As most people cannot attend the public forums. the only information comes from the Douglas Shire Council’s ‘Daintree River Crossing – Options Assessment Report’. Several commentators have stated that this Report is based on assumptions, is missing clear data on key areas and is misleading in other areas.
- It does not consider environmental, social, economic, or cultural heritage implications.
- It does not clearly state that the bridge requires 100% funding by the State and Federal Governments. The reality is, even if the governments were to contribute funds for such an expensive project, they generally require a 50% contribution from the Council. The extra $30 million would be a burden on Douglas Shire businesses, ratepayers and residents in higher rates, fees and charges.
- It does not give the cheapest option of keeping a single ferry, with better priority lanes on the north and south sides of the river.
- It states that there would be no requirements for major environmental permits, yet the two lowest cost options require the clearing of endangered forest types.
- It ignores the larger environmental impact and financial costs of subsequent road upgrades to accommodate increased through traffic going to Cooktown, due to the need to prevent accidents because the narrow, scenic, winding road is not suitable for larger traffic flows.
The Divisive Issue
Developments north of the Daintree River have been contentious since the 1980s, when the Bjelke-Petersen government forced the Douglas Shire Council to subdivide the region into hundreds of lifestyle blocks and the developer promised that mains power would be supplied to these blocks. The “Save the Daintree” Campaign gained global attention when the Douglas Shire Council forced a road through the rainforest from Cape Tribulation to Bloomfield. Locals and conservationists from all around Australia formed “The Blockade”. This blocking of the bulldozers generated headlines around the world, and became one of main drivers of the World Heritage Listing of Wet Tropics rainforests.
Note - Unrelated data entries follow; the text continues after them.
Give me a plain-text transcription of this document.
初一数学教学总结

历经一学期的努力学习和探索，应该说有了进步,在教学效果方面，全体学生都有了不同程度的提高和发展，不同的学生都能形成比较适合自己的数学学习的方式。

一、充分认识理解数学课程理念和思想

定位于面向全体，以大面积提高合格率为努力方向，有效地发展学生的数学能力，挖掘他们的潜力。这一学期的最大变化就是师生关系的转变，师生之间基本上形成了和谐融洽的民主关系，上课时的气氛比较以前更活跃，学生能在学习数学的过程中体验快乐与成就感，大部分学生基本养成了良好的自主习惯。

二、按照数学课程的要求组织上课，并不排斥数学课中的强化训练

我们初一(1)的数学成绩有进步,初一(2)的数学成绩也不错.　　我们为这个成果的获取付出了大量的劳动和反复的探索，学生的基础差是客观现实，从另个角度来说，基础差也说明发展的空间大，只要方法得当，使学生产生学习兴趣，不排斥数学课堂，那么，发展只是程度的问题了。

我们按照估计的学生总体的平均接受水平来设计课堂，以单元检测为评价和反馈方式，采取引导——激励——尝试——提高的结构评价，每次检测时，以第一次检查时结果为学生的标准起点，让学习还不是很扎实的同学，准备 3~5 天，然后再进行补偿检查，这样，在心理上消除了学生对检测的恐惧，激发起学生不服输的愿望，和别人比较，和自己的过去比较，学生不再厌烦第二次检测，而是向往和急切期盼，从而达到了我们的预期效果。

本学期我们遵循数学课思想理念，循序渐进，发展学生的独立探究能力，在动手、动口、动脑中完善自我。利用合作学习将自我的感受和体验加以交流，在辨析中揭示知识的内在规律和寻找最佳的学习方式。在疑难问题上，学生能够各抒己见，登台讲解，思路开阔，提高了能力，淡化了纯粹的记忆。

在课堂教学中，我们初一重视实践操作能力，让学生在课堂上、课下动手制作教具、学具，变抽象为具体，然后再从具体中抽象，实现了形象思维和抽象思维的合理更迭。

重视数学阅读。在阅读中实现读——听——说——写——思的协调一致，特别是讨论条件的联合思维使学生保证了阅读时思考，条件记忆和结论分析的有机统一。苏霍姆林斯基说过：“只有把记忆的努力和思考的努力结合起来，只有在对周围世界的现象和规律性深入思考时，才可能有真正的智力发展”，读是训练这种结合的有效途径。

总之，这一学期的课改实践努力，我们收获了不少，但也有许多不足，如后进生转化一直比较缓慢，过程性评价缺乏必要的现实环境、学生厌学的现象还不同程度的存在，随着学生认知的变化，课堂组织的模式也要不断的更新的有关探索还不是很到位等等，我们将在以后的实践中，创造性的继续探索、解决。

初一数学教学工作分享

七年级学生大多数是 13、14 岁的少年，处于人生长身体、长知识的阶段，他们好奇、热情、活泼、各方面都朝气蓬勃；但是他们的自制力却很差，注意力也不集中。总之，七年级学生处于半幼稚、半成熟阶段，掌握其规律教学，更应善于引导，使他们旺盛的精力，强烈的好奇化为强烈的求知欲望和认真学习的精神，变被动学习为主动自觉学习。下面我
It also saw the election of Mike Berwick as the new Mayor of the Douglas Shire Council, and started the environmental agenda that was applauded as a role model for conservation in Australian local government.
Since the re-establishment of the Douglas Shire Council after the de-amalgamation with Cairns Regional Council, the last six years have been the most stable since the 1980s. This has now been de-stabilised by deliberately choosing one of the most divisive topics possible – the development of the Daintree by building a bridge over the river.
The worst thing about this push polling to get a bridge is the way it has fractured the community causing disharmony and division, in a time when leadership is needed to bring the community together.
There was no need to waste so much money on duplicating a consultation that has already been completed, especially in these difficult economic times. The Council should be spending less money instead of increasing its budget deficit. This whole exercise will result in this Council being seen as captured by narrow and vested interests.